Canonical Lineage
The governance-approved operational lineage for a release — the single authoritative record of context decisions, checkpoints, and approvals that produced a given release artifact.
Definition
Canonical lineage is the governance-approved, authoritative record of the operational lineage for a specific release. It is the single source of truth that documents: what context governed the release, which checkpoints were passed, which decisions were made, and who approved each governance gate.
The canonical lineage for a release is established at the time of certification. Once certified, it becomes the permanent, append-only record of how that release was produced.
Why It Matters
Without canonical lineage, a released artifact has no auditable history of the operational context that produced it. Engineers who encounter a production issue cannot determine whether the context used during development was governed or ad-hoc. The release has provenance in source control, but not in operational intent.
Canonical lineage provides the missing layer: the governed record of why the release was built the way it was, who approved each governance gate, and what constraints were in effect at the time.
Distinction from Operational Lineage
Operational lineage is the running record of context decisions during development — it accumulates throughout the engineering session.
Canonical lineage is a specific, governance-approved subset of operational lineage that is certified as the authoritative record for a release. Not all operational lineage becomes canonical. Only lineage that has passed certification and convergence validation is promoted to canonical status.

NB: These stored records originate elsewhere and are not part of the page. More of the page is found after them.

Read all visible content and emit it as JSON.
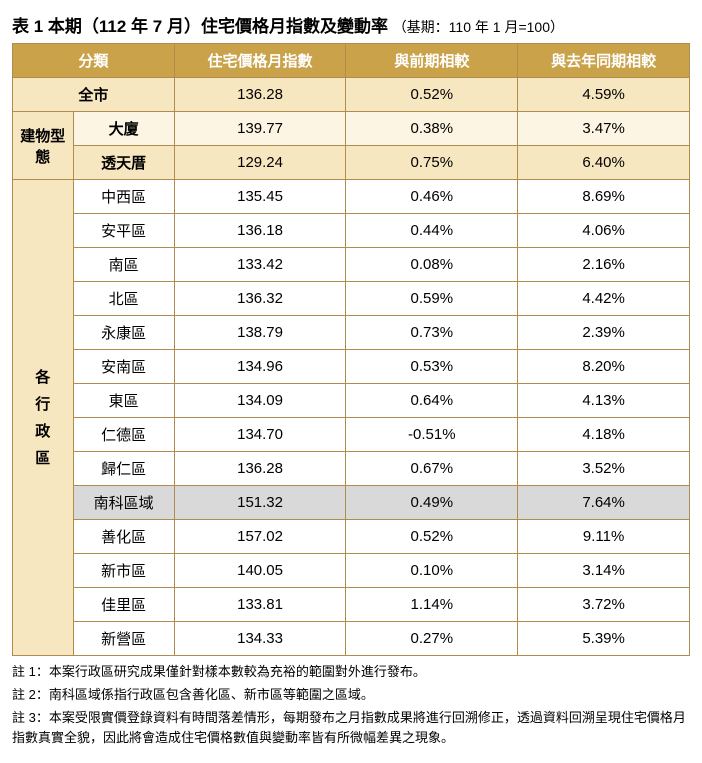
{
  "title_main": "表 1 本期（112 年 7 月）住宅價格月指數及變動率",
  "title_sub": "（基期：110 年 1 月=100）",
  "headers": {
    "category": "分類",
    "index": "住宅價格月指數",
    "vs_prev": "與前期相較",
    "vs_yoy": "與去年同期相較"
  },
  "labels": {
    "city_all": "全市",
    "building_type": "建物型態",
    "districts": "各行政區",
    "districts_v1": "各",
    "districts_v2": "行",
    "districts_v3": "政",
    "districts_v4": "區"
  },
  "city": {
    "index": "136.28",
    "prev": "0.52%",
    "yoy": "4.59%"
  },
  "building": [
    {
      "name": "大廈",
      "index": "139.77",
      "prev": "0.38%",
      "yoy": "3.47%"
    },
    {
      "name": "透天厝",
      "index": "129.24",
      "prev": "0.75%",
      "yoy": "6.40%"
    }
  ],
  "rows": [
    {
      "name": "中西區",
      "index": "135.45",
      "prev": "0.46%",
      "yoy": "8.69%",
      "hl": false
    },
    {
      "name": "安平區",
      "index": "136.18",
      "prev": "0.44%",
      "yoy": "4.06%",
      "hl": false
    },
    {
      "name": "南區",
      "index": "133.42",
      "prev": "0.08%",
      "yoy": "2.16%",
      "hl": false
    },
    {
      "name": "北區",
      "index": "136.32",
      "prev": "0.59%",
      "yoy": "4.42%",
      "hl": false
    },
    {
      "name": "永康區",
      "index": "138.79",
      "prev": "0.73%",
      "yoy": "2.39%",
      "hl": false
    },
    {
      "name": "安南區",
      "index": "134.96",
      "prev": "0.53%",
      "yoy": "8.20%",
      "hl": false
    },
    {
      "name": "東區",
      "index": "134.09",
      "prev": "0.64%",
      "yoy": "4.13%",
      "hl": false
    },
    {
      "name": "仁德區",
      "index": "134.70",
      "prev": "-0.51%",
      "yoy": "4.18%",
      "hl": false
    },
    {
      "name": "歸仁區",
      "index": "136.28",
      "prev": "0.67%",
      "yoy": "3.52%",
      "hl": false
    },
    {
      "name": "南科區域",
      "index": "151.32",
      "prev": "0.49%",
      "yoy": "7.64%",
      "hl": true
    },
    {
      "name": "善化區",
      "index": "157.02",
      "prev": "0.52%",
      "yoy": "9.11%",
      "hl": false
    },
    {
      "name": "新市區",
      "index": "140.05",
      "prev": "0.10%",
      "yoy": "3.14%",
      "hl": false
    },
    {
      "name": "佳里區",
      "index": "133.81",
      "prev": "1.14%",
      "yoy": "3.72%",
      "hl": false
    },
    {
      "name": "新營區",
      "index": "134.33",
      "prev": "0.27%",
      "yoy": "5.39%",
      "hl": false
    }
  ],
  "notes": {
    "n1": "註 1：本案行政區研究成果僅針對樣本數較為充裕的範圍對外進行發布。",
    "n2": "註 2：南科區域係指行政區包含善化區、新市區等範圍之區域。",
    "n3": "註 3：本案受限實價登錄資料有時間落差情形，每期發布之月指數成果將進行回溯修正，透過資料回溯呈現住宅價格月指數真實全貌，因此將會造成住宅價格數值與變動率皆有所微幅差異之現象。"
  },
  "colors": {
    "header_bg": "#c9a24a",
    "header_fg": "#ffffff",
    "band_dark": "#f7e7c0",
    "band_light": "#fcf5e3",
    "grey": "#d9d9d9",
    "border": "#b08d4f"
  }
}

Relationship to Promotable Lineage
Promotable lineage is a prerequisite for canonical lineage. Lineage becomes promotable when it has passed certification. It becomes canonical when it is formally approved and attached to a specific release artifact.
In Yanzi
Yanzi’s release certification process produces a canonical lineage document for each certified release. This document is stored as an append-only artifact in the corpus, linked to the release version hash.